I didn’t run fast, but when I reached the mill, I was out of breath and had a stitch in my side. I walked slowly around the building, waiting for the pain to ease, mulling over what I had learned from Mrs. Riley. If Grandmother had murdered Avril, then I, the reincarnated Avril, was destined to take Grandmother’s life. Did she know that? When she had gone to see Mrs. Riley, what had they talked about?

Grandmother would never harm me, I told myself. But then I thought, if she murdered her own sister, how hard would it be to do away with a grandchild, an adopted grandchild?

With sixty long years in between, another accident would not seem suspicious. And she could count on Matt to protect her.

Matt’s attitude toward me had changed in the short time between our first meeting and that moment on the dock.

Had he exploited my attraction to him to keep tabs on me?

“Tell me,” he’d said later, holding my face gently in his hands, seeming as if he wanted to help. Perhaps all he wanted was information and to keep me from looking further. I was more determined than ever to find out what had happened in this place.

Breathe it, touch it, listen to its sounds, Mrs. Riley had said. I pulled on the long grass, feeling its sharp edges. I took a deep breath and smelled the salty water. The creek lapped gently, slipping between grasses and stones. The birds sounded exceptionally loud and sweet to me. I emptied my mind of everything but the mill and felt as if I were walking in a dream.

Since I had left both basement doors open, I entered the mill easily. I looked across the room at the wheels, then forced myself to go to them, to touch the biggest one. I wrapped my fingers around a metal tooth and gripped it hard. Rusted saws and metal circles that looked like disembodied steering wheels lay here and there. It wasn’t a cozy place for two people to meet. The next floor up would be drier and brighter, I thought.
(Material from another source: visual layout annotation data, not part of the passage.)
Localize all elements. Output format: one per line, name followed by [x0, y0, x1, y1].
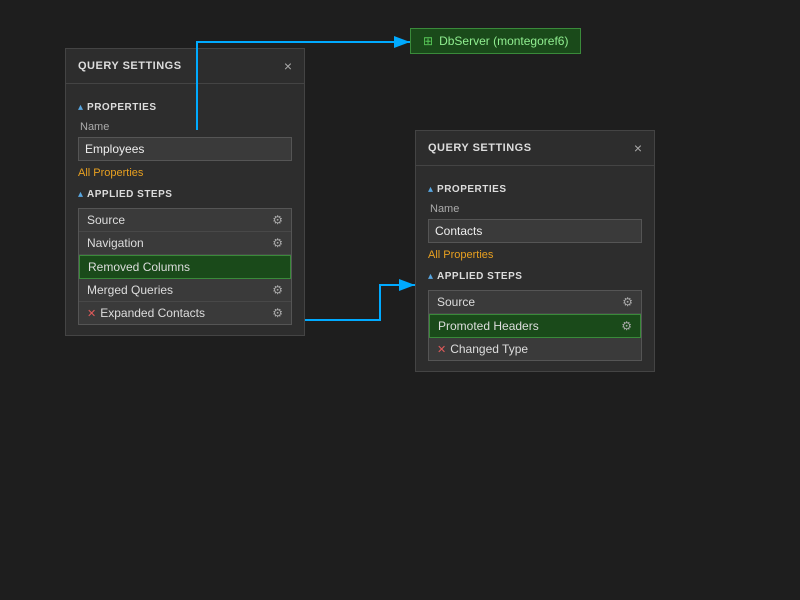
left-properties-arrow: ▴: [78, 102, 83, 113]
right-panel-header: QUERY SETTINGS ×: [416, 131, 654, 166]
gear-icon[interactable]: ⚙: [622, 295, 633, 309]
left-close-button[interactable]: ×: [284, 59, 292, 73]
right-all-properties-link[interactable]: All Properties: [428, 249, 642, 261]
left-step-item[interactable]: ✕Expanded Contacts ⚙: [79, 302, 291, 324]
db-server-box: ⊞ DbServer (montegoref6): [410, 28, 581, 54]
db-icon: ⊞: [423, 34, 433, 48]
left-panel-header: QUERY SETTINGS ×: [66, 49, 304, 84]
gear-icon[interactable]: ⚙: [272, 236, 283, 250]
left-properties-title: PROPERTIES: [87, 102, 156, 113]
left-name-input[interactable]: [78, 137, 292, 161]
left-step-name: Source: [87, 213, 125, 227]
left-step-item[interactable]: Source ⚙: [79, 209, 291, 232]
right-step-name: Source: [437, 295, 475, 309]
right-step-item[interactable]: ✕Changed Type: [429, 338, 641, 360]
right-properties-arrow: ▴: [428, 184, 433, 195]
right-step-item[interactable]: Promoted Headers ⚙: [429, 314, 641, 338]
gear-icon[interactable]: ⚙: [272, 306, 283, 320]
left-all-properties-link[interactable]: All Properties: [78, 167, 292, 179]
left-steps-list: Source ⚙ Navigation ⚙ Removed Columns Merged …: [78, 208, 292, 325]
left-panel-title: QUERY SETTINGS: [78, 60, 182, 72]
left-step-name: Merged Queries: [87, 283, 173, 297]
right-steps-section: ▴ APPLIED STEPS: [428, 271, 642, 282]
left-properties-section: ▴ PROPERTIES: [78, 102, 292, 113]
right-step-item[interactable]: Source ⚙: [429, 291, 641, 314]
left-steps-arrow: ▴: [78, 189, 83, 200]
left-steps-title: APPLIED STEPS: [87, 189, 172, 200]
error-icon: ✕: [437, 343, 446, 356]
right-name-input[interactable]: [428, 219, 642, 243]
error-icon: ✕: [87, 307, 96, 320]
right-properties-section: ▴ PROPERTIES: [428, 184, 642, 195]
right-step-name: Promoted Headers: [438, 319, 539, 333]
left-step-item[interactable]: Navigation ⚙: [79, 232, 291, 255]
right-query-panel: QUERY SETTINGS × ▴ PROPERTIES Name All P…: [415, 130, 655, 372]
gear-icon[interactable]: ⚙: [621, 319, 632, 333]
right-properties-title: PROPERTIES: [437, 184, 506, 195]
left-query-panel: QUERY SETTINGS × ▴ PROPERTIES Name All P…: [65, 48, 305, 336]
db-server-label: DbServer (montegoref6): [439, 34, 568, 48]
right-close-button[interactable]: ×: [634, 141, 642, 155]
right-steps-title: APPLIED STEPS: [437, 271, 522, 282]
left-name-label: Name: [78, 121, 292, 133]
gear-icon[interactable]: ⚙: [272, 213, 283, 227]
left-step-name: ✕Expanded Contacts: [87, 306, 205, 320]
gear-icon[interactable]: ⚙: [272, 283, 283, 297]
right-name-label: Name: [428, 203, 642, 215]
right-steps-list: Source ⚙ Promoted Headers ⚙ ✕Changed Type: [428, 290, 642, 361]
right-panel-title: QUERY SETTINGS: [428, 142, 532, 154]
left-step-name: Removed Columns: [88, 260, 190, 274]
left-step-item[interactable]: Merged Queries ⚙: [79, 279, 291, 302]
right-panel-body: ▴ PROPERTIES Name All Properties ▴ APPLI…: [416, 166, 654, 371]
right-steps-arrow: ▴: [428, 271, 433, 282]
left-steps-section: ▴ APPLIED STEPS: [78, 189, 292, 200]
right-step-name: ✕Changed Type: [437, 342, 528, 356]
left-step-name: Navigation: [87, 236, 144, 250]
left-step-item[interactable]: Removed Columns: [79, 255, 291, 279]
left-panel-body: ▴ PROPERTIES Name All Properties ▴ APPLI…: [66, 84, 304, 335]
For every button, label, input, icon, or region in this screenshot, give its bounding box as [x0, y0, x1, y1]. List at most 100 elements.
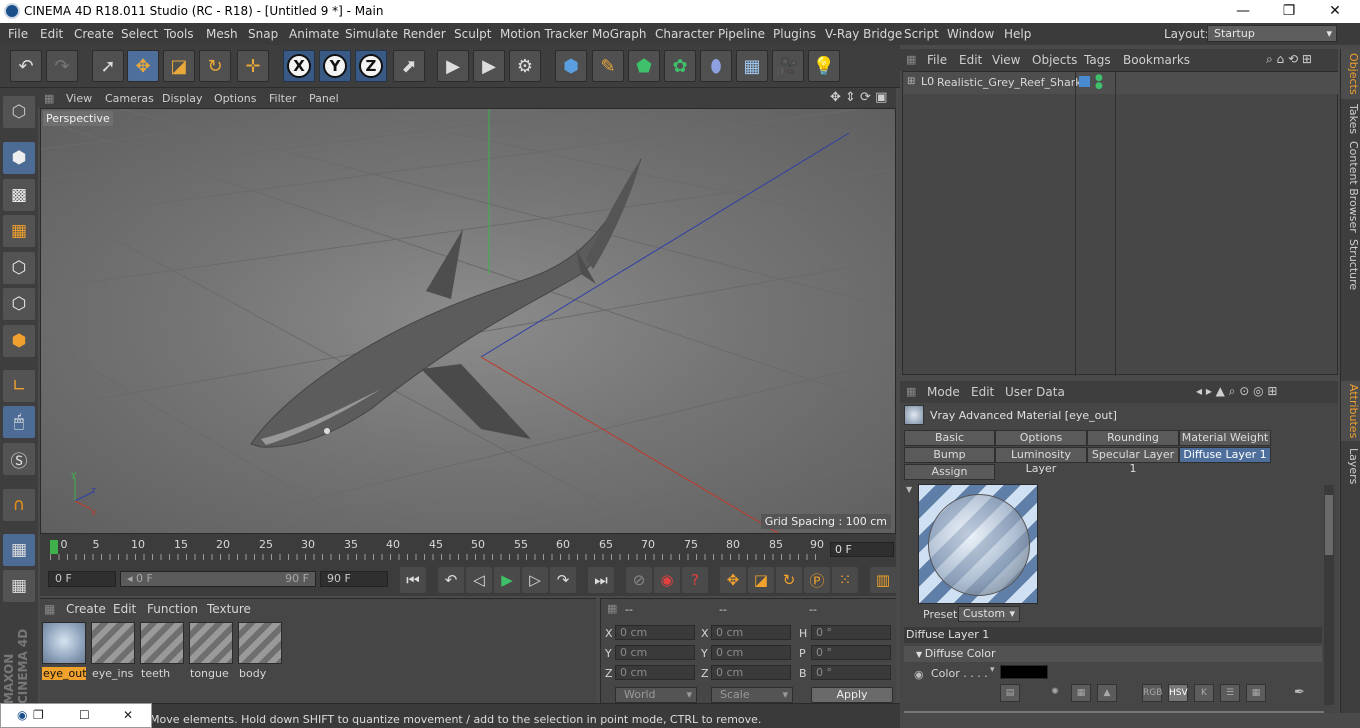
layer-color-icon[interactable] [1079, 76, 1090, 87]
expand-icon[interactable]: ⊞ [907, 76, 915, 87]
eyedropper-icon[interactable]: ✒ [1294, 685, 1305, 700]
end-frame-field[interactable]: 90 F [320, 571, 388, 587]
material-menu-texture[interactable]: Texture [207, 602, 251, 616]
tab-layers[interactable]: Layers [1340, 441, 1360, 491]
keyframe-selection-icon[interactable]: ? [682, 567, 708, 593]
next-frame-icon[interactable]: ▷ [522, 567, 548, 593]
objects-search-icons[interactable]: ⌕ ⌂ ⟲ ⊞ [1266, 52, 1312, 67]
size-z-field[interactable]: 0 cm [711, 665, 791, 680]
tab-options[interactable]: Options [995, 430, 1087, 446]
menu-vray-bridge[interactable]: V-Ray Bridge [825, 27, 902, 41]
attr-menu-user-data[interactable]: User Data [1005, 385, 1065, 399]
menu-simulate[interactable]: Simulate [345, 27, 398, 41]
objects-menu-bookmarks[interactable]: Bookmarks [1123, 53, 1190, 67]
go-to-start-icon[interactable]: ⏮ [400, 567, 426, 593]
light-icon[interactable]: 💡 [808, 50, 840, 82]
attr-nav-icons[interactable]: ◂ ▸ ▲ ⌕ ⊙ ◎ ⊞ [1196, 384, 1277, 399]
material-swatch-body[interactable]: body [238, 622, 282, 680]
size-x-field[interactable]: 0 cm [711, 625, 791, 640]
hsv-mode-chip[interactable]: HSV [1168, 684, 1188, 702]
objects-menu-file[interactable]: File [927, 53, 947, 67]
menu-mesh[interactable]: Mesh [206, 27, 238, 41]
snap-icon[interactable]: Ⓢ [3, 443, 35, 475]
attributes-scrollbar[interactable] [1324, 485, 1334, 705]
menu-mograph[interactable]: MoGraph [592, 27, 647, 41]
pen-spline-icon[interactable]: ✎ [592, 50, 624, 82]
model-mode-icon[interactable]: ⬢ [3, 142, 35, 174]
edges-mode-icon[interactable]: ⬡ [3, 288, 35, 320]
y-axis-lock-button[interactable]: Y [319, 50, 351, 82]
previous-frame-icon[interactable]: ◁ [466, 567, 492, 593]
material-swatch-teeth[interactable]: teeth [140, 622, 184, 680]
menu-file[interactable]: File [8, 27, 28, 41]
chevron-down-icon[interactable]: ▾ [990, 665, 995, 675]
objects-menu-view[interactable]: View [992, 53, 1020, 67]
viewport-menu-panel[interactable]: Panel [309, 92, 339, 105]
objects-menu-objects[interactable]: Objects [1032, 53, 1077, 67]
tab-content-browser[interactable]: Content Browser [1340, 139, 1360, 235]
playhead-marker[interactable] [50, 540, 58, 554]
current-frame-field[interactable]: 0 F [830, 542, 894, 557]
minimized-window-box[interactable]: ◉ ❐ ☐ ✕ [0, 703, 152, 728]
texture-mode-icon[interactable]: ▩ [3, 179, 35, 211]
deformer-icon[interactable]: ⬮ [700, 50, 732, 82]
rotation-h-field[interactable]: 0 ° [811, 625, 891, 640]
timeline-ruler[interactable]: 0 5 10 15 20 25 30 35 40 45 50 55 60 65 … [40, 534, 896, 564]
layout-select[interactable]: Startup ▾ [1207, 25, 1337, 42]
key-pla-icon[interactable]: ⁙ [832, 567, 858, 593]
go-to-end-icon[interactable]: ⏭ [588, 567, 614, 593]
menu-sculpt[interactable]: Sculpt [454, 27, 491, 41]
grid-snap-icon[interactable]: ▦ [3, 570, 35, 602]
apply-button[interactable]: Apply [811, 687, 893, 703]
close-icon[interactable]: ✕ [123, 708, 133, 722]
scale-dropdown[interactable]: Scale ▾ [711, 687, 793, 703]
cloner-icon[interactable]: ✿ [664, 50, 696, 82]
start-frame-field[interactable]: 0 F [48, 571, 116, 587]
attr-menu-mode[interactable]: Mode [927, 385, 960, 399]
close-button[interactable]: ✕ [1312, 0, 1358, 23]
viewport-menu-options[interactable]: Options [214, 92, 256, 105]
tab-diffuse-layer-1[interactable]: Diffuse Layer 1 [1179, 447, 1271, 463]
tab-structure[interactable]: Structure [1340, 235, 1360, 295]
menu-render[interactable]: Render [403, 27, 446, 41]
horizontal-scrollbar[interactable] [904, 711, 1324, 713]
restore-icon[interactable]: ❐ [33, 708, 44, 722]
object-row[interactable]: ⊞ L0 Realistic_Grey_Reef_Shark ● ● [903, 72, 1339, 94]
x-axis-lock-button[interactable]: X [283, 50, 315, 82]
menu-tools[interactable]: Tools [164, 27, 194, 41]
menu-pipeline[interactable]: Pipeline [718, 27, 765, 41]
size-y-field[interactable]: 0 cm [711, 645, 791, 660]
render-settings-icon[interactable]: ⚙ [509, 50, 541, 82]
subdivision-surface-icon[interactable]: ⬟ [628, 50, 660, 82]
tab-material-weight[interactable]: Material Weight [1179, 430, 1271, 446]
key-parameter-icon[interactable]: Ⓟ [804, 567, 830, 593]
material-swatch-tongue[interactable]: tongue [189, 622, 233, 680]
workplane-lock-icon[interactable]: ▦ [3, 534, 35, 566]
rotation-b-field[interactable]: 0 ° [811, 665, 891, 680]
rgb-mode-chip[interactable]: RGB [1142, 684, 1162, 702]
coordinate-system-icon[interactable]: ⬈ [393, 50, 425, 82]
material-swatch-eye-ins[interactable]: eye_ins [91, 622, 135, 680]
sliders-icon[interactable]: ☰ [1220, 684, 1240, 702]
position-x-field[interactable]: 0 cm [615, 625, 695, 640]
tweak-mode-icon[interactable]: 🖱 [3, 406, 35, 438]
menu-snap[interactable]: Snap [248, 27, 278, 41]
viewport-nav-icons[interactable]: ✥ ⇕ ⟳ ▣ [830, 90, 887, 105]
preview-range-slider[interactable]: ◂ 0 F 90 F [120, 571, 316, 587]
spectrum-icon[interactable]: ▦ [1071, 684, 1091, 702]
shark-model[interactable] [250, 158, 642, 448]
menu-edit[interactable]: Edit [40, 27, 63, 41]
points-mode-icon[interactable]: ⬡ [3, 252, 35, 284]
menu-help[interactable]: Help [1004, 27, 1031, 41]
rotation-p-field[interactable]: 0 ° [811, 645, 891, 660]
menu-create[interactable]: Create [74, 27, 114, 41]
position-y-field[interactable]: 0 cm [615, 645, 695, 660]
make-editable-icon[interactable]: ⬡ [3, 96, 35, 128]
scale-tool-icon[interactable]: ◪ [163, 50, 195, 82]
color-swatch[interactable] [1000, 665, 1048, 679]
menu-character[interactable]: Character [655, 27, 714, 41]
workplane-icon[interactable]: ▦ [3, 215, 35, 247]
z-axis-lock-button[interactable]: Z [355, 50, 387, 82]
autokey-icon[interactable]: ◉ [654, 567, 680, 593]
preset-dropdown[interactable]: Custom ▾ [958, 606, 1020, 622]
I saw the stairway along one wall, the same as in my dream, like a tilted ladder with wide wooden treads and no handrail. I walked under it and pulled on each step to see if it would support my weight. One split in half and two others cracked, but they were spaced well enough for me to climb to the trapdoor.

When I was near the top of the steps, I pushed against a square piece of ceiling. The trapdoor was heavier than it looked. I managed to shove it up, swinging it back against a wall, carelessly assuming the door would stay. It slammed down on me. I was stunned by the force and clung to the top step, feeling dizzy. There were small, scurrying sounds-the mill’s residents.

Determined to get to the next floor, I pushed against the trapdoor again. Then I grabbed a long piece of wood and placed it diagonally between the floor and the hinged door to prop it open. I climbed through and looked around the first-floor space.

Though the windows were shuttered, crooked seams of light shown through cracks in the plank walls. In one corner of the room was a round iron stove, missing its chimney pipe. Barrels and bins, burlap bags gnawed apart by rats, and frayed rope were strewn about. Narrow chutes built in long rectangular sections with elbow joints looked like the arms of wooden people coming down through the ceiling.

The ceiling itself gaped with holes. The trapdoor above the stairs to the second floor appeared to be open. Gazing up into it, I suddenly felt light-headed.

I found a millstone, half of a pair used for grinding, and sat on it. Closing my eyes, I ran my hands over its rough surface, feeling the long, angled ridges. Waves of confused images and sensations washed over me: the sound of voices, Thomas’s face, Matt’s, the clock chiming, the sound of engines, my name being called, footsteps against a hard surface. I wasn’t sure what was inside my mind and what was outside. I couldn’t tell what was then and what was now, when I was Avril and when I was Megan. Everything seemed real but distorted, the sounds and images stretched at the edges.